A young woman whizzing down the road on a motorcycle is no doubt a dangerous thrill, a challenge I’ve desired, but never brave enough to attempt. Thus, I was intrigued with Lilly Brooks-Dalton’s memoir, “Motorcycles I’ve Loved.” I wasn’t disappointed but yet not thrilled with how she recounts her relationship with motorcycles.

In each of the twenty chapters she wraps her life story around physics — velocity, entropy, and when explaining matter she writes, “that which has mass and occupies space, (is) the fabric of the universe.” Though the lessons are intriguing, they rather seem to be filler, to compensate for the dearth of “hair-raising” motorcycle trips; instead, the physics detail bogs down the dynamics of her story.

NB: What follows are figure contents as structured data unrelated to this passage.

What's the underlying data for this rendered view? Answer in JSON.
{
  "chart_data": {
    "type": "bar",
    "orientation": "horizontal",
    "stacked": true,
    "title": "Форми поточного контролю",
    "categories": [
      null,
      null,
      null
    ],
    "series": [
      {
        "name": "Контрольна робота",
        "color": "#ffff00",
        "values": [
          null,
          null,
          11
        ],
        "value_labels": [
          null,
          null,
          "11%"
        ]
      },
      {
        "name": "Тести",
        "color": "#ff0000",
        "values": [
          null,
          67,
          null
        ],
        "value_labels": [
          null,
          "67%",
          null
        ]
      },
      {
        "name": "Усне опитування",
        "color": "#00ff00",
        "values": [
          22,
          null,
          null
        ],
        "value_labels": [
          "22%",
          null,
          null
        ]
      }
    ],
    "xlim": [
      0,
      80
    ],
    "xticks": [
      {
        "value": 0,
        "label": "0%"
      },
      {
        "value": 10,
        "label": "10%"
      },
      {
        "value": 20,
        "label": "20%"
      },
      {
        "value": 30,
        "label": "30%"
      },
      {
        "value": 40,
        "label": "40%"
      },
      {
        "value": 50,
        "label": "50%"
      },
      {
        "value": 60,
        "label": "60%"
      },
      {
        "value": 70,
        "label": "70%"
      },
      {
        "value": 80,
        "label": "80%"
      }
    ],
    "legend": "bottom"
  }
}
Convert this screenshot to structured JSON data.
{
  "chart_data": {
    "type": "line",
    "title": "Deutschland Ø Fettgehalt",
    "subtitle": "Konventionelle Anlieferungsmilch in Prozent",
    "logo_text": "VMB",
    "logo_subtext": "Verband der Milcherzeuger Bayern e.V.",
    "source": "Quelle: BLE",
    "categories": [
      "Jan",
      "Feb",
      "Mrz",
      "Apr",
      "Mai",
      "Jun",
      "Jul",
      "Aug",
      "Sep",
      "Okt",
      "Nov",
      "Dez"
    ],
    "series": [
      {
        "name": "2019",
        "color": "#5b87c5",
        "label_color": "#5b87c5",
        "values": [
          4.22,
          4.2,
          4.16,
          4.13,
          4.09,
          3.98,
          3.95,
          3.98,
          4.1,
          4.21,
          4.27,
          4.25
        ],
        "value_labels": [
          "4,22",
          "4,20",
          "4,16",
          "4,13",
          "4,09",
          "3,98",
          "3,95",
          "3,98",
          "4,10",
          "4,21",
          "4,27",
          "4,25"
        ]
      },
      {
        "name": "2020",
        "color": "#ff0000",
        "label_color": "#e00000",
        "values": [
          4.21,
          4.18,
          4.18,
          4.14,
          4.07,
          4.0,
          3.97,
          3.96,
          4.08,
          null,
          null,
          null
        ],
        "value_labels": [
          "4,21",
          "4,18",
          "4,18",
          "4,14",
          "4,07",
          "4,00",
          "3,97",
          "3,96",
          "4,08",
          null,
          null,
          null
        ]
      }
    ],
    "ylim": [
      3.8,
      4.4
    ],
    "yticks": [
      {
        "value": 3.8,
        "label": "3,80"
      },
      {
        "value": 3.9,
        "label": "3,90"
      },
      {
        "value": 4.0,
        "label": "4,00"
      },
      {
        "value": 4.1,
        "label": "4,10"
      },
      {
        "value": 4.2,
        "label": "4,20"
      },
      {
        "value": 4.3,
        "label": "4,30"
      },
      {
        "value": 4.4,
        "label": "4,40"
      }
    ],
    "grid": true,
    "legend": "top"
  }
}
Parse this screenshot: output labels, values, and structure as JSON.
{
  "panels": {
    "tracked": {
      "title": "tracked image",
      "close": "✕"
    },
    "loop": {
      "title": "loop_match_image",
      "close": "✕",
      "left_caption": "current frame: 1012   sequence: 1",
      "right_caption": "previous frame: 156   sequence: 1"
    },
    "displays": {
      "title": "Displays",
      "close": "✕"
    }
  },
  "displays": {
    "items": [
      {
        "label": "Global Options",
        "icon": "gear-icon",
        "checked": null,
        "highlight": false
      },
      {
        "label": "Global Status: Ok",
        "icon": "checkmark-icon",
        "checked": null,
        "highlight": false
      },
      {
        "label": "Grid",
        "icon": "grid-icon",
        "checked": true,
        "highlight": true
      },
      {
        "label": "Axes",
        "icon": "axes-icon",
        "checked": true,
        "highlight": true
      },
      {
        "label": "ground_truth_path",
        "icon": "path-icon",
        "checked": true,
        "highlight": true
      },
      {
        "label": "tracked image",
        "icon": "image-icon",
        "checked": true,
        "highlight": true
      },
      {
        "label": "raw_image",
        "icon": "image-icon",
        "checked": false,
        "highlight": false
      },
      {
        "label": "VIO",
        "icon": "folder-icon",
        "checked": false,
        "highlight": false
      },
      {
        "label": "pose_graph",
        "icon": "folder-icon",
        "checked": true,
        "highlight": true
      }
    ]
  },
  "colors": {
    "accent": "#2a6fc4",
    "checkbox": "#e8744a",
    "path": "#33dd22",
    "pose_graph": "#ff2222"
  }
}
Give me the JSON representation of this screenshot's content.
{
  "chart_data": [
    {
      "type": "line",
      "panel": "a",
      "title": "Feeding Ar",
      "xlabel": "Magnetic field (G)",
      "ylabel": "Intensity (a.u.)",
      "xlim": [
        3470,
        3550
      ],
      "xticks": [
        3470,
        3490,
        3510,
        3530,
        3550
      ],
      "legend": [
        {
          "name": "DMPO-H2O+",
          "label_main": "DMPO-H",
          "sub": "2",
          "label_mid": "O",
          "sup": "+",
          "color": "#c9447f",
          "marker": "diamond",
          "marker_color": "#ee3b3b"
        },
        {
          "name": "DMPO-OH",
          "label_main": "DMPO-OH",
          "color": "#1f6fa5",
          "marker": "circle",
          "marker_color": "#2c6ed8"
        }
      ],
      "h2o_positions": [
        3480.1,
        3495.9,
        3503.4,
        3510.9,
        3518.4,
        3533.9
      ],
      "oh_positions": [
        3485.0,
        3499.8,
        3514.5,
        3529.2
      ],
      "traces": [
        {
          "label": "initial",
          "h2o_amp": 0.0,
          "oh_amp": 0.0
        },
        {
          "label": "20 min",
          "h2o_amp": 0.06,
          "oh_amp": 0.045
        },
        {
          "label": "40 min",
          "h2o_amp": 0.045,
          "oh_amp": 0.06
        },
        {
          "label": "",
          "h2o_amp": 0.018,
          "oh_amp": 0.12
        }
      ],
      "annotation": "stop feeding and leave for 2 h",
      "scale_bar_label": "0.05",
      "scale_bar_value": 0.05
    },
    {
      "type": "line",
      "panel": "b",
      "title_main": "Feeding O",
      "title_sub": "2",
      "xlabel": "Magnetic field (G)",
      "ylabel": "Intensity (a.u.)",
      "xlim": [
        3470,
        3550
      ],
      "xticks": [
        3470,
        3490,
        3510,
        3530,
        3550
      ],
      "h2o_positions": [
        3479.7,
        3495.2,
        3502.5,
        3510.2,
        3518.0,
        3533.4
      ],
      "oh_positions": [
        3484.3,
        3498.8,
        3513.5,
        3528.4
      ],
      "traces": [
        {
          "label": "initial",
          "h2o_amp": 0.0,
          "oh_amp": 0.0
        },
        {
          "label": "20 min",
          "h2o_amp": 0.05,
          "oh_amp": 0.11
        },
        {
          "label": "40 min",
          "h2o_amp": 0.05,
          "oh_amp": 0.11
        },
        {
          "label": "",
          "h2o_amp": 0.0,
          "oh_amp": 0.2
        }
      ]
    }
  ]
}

And Brooks-Dalton has a story to tell, one which can’t easily be replicated in the 21st century. First, she spent three-a-half years traveling overseas, including Europe. Currently, American citizens are limited to a 90-day stay when visiting the twenty-six European countries in the passport-free Schengen Zone. Secondly, she launches her journey at age 17, because her parents, “taught me to think for myself—to trust my instincts, to use my head, and to do what seemed best.” Now that parents today are arrested for allowing their children to be “free range,” it would seem not many American teenagers are prepared to venture off alone to explore the world.

Brooks-Dalton doesn’t live a dangerous life, and though she does drugs and booze, she remains level-headed. She also leaves her boyfriend and new life in Australia, returns to Vermont, goes to college, and earns a scholarship to Oxford. “Riding the ridge between reason and recklessness, stillness and speed, is the first, maybe the most important, thing I learned about motorcycles,” she writes.

Her finale is a cross-country trip with her father, who taught her at an early age to love motorcycles. Not quite an adrenaline rush in this read, but still a joyful story.